Now the button moves all in. This move should scare you, as he's pushing after a raise and a re-raise.

He's saying he has a huge hand, and "by the book" play would dictate this player has AA or KK here. But we have to take into account that we're playing six-max and he might be making a squeeze play.

Although it's very possible he has AA or KK, it's also possible he's on a pure bluff, trying to squeeze for the pot.

That's when UTG calls the all in. At this point there are only two options:

UTG has AA or KK, or UTG believes the button is making a play. Either way, for you to call and be ahead, the button has to be making a play and UTG has to be assuming that and calling with a hand less than JJ.

Although it's technically possible, it's highly unlikely you're ahead here. Chances are you're behind AA or KK, maybe even both of them.

If you're lucky you're up against TT and AK, but even with those hands you're still only 43% against the field. This is a must fold.

(For more advice on playing pocket jacks specifically, head to this article.)

What Can You Beat?

Next scenario: You've managed to make the previous fold, and over the last hour you've gone on a really good run and built up your stack.

A new player to the table also sat down and went on a sick run, leaving you both very deep stacked. This new player seems very tight, only showing down very strong hands.

50¢/$1 No Limit Hold'em - 6 players (Hero is always you)

UTG: $545
Hero(MP): $525
CO: $122
BTN: $198
SB: $132
BB: $40

Pre Flop: (Pot: $1.50) Hero is MP with A A

UTG raises to $5, Hero re-raises to $20, 4 folds, UTG re-raises to $75, Hero calls

Flop: (Pot: $151.50) 9 Q K

UTG checks, Hero bets $140, UTG raises all-in to $350, Hero???

Let's look at what just happened here.

UTG raised, which typically translates into him having a legitimate premium hand. We three-bet 4x his original raise right behind him. After the rest of the table folds, UTG four-bets to $75.

Phil Hellmuth
No one folds aces as often, or as jubilantly, as Phil Hellmuth.
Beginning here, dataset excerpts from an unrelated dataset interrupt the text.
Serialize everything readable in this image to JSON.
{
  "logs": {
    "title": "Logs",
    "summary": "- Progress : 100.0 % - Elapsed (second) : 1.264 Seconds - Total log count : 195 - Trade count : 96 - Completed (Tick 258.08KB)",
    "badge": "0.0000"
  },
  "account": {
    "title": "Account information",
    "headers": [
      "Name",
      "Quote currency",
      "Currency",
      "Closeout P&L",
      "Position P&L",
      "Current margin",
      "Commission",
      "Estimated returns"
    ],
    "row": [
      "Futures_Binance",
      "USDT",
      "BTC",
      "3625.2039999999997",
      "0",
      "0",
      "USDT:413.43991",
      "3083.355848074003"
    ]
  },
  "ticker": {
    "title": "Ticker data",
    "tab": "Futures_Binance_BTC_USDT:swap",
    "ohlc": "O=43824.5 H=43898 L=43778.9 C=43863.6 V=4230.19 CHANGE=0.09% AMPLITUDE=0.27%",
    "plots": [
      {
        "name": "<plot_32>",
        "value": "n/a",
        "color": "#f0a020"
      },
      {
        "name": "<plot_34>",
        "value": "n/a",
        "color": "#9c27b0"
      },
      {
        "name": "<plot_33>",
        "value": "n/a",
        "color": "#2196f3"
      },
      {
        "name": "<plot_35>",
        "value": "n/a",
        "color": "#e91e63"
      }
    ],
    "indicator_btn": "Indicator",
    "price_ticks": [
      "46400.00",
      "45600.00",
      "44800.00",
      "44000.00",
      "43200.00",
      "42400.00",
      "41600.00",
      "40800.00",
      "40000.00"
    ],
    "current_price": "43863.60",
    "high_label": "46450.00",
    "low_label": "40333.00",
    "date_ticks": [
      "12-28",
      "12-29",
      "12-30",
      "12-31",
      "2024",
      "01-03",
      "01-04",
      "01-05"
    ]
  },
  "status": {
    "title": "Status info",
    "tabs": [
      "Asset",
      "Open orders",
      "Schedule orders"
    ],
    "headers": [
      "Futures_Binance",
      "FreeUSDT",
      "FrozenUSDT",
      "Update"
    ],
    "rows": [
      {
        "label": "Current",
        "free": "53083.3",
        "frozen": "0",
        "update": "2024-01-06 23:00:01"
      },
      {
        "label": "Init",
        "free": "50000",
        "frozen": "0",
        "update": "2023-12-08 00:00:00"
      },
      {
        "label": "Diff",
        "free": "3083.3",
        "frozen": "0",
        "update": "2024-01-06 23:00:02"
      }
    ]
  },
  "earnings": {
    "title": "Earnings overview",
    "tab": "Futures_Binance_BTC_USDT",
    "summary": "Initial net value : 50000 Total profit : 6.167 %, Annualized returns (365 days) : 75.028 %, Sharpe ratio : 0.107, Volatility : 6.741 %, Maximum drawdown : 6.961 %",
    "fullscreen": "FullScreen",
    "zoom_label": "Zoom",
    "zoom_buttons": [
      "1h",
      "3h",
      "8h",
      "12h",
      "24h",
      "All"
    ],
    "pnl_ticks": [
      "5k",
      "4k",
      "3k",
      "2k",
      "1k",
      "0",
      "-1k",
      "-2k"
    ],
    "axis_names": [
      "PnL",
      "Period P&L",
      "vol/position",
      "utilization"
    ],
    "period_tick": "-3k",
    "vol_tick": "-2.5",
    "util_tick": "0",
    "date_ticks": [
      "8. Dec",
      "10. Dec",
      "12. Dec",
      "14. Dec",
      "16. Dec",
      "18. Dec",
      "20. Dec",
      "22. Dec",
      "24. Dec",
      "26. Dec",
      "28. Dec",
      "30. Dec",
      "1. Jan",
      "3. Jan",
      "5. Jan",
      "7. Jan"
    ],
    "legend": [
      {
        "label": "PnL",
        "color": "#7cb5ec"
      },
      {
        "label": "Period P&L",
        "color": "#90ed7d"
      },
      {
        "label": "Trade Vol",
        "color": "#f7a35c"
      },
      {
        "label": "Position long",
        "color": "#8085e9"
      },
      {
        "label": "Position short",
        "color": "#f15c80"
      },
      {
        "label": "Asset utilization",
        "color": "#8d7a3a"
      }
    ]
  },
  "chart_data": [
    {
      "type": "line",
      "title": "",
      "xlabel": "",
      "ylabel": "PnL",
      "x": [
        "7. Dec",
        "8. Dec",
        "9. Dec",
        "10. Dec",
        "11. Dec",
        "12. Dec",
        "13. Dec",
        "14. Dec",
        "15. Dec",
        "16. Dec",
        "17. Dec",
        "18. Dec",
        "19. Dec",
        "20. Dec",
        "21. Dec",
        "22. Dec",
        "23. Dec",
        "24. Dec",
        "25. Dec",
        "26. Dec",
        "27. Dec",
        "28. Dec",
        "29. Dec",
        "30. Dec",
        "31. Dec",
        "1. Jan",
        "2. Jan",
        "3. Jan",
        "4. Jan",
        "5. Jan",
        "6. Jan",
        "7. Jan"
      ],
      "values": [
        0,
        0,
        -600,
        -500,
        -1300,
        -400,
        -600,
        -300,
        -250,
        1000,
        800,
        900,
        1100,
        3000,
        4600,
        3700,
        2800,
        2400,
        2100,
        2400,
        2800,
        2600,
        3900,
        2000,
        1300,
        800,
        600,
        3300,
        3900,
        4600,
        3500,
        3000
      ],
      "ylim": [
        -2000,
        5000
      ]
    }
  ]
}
At this point, you can be almost certain your opponent has a premium hand - probably KK or QQ - although it's not impossible he's running a huge, dumb bluff.

Either way, just calling here is your best option.

Moving all in now will only cause a bluff to fold, while just calling might induce your opponent to continue his bluff on the flop.

If he does have KK or QQ, chances are the money's going all-in on the flop anyways. Shipping it here doesn't really help you against a good hand, but it hurts you against a bluff.

Regardless of whether you agree with just calling here, in this scenario that's what you do and you head to the flop, which comes 9 Q K.

This is possibly the worst flop we could have seen. Let's look at the range of our opponent:

  • KK
  • QQ
  • AK
  • JJ
  • Bluff
  • TJ
  • TT
  • 99
  • AA

These are the only reasonable options, listed in descending order from the most probable to the least.

After this flop, you're drawing to two outs against the two most probable, two outs against pocket nines and you're drawing nearly dead to TJ.

With only six outs against you, you're in decent shape against JJ and TT.

You chop with AA, and you're only a huge favorite against a bluff or AK.

This is a horrible flop for you. Your opponent checks, probably meaning he has the set and is check-raising or he was bluffing and has given up.

You bet close to the pot, and he raises all in.

At this point, there's really nothing you can beat. You're most likely crushed.

There's a slim chance he's running a huge bluff, but it's very unlikely since almost all of the range he can put you on will call here. The only other option you can beat is if he's greatly overplaying a six outer or AK.

Odds are you're screwed. Not many players will try to run a bluff this in-depth against the only other player deep enough to (nearly) felt them.

Cut your losses, dump the aces and move on.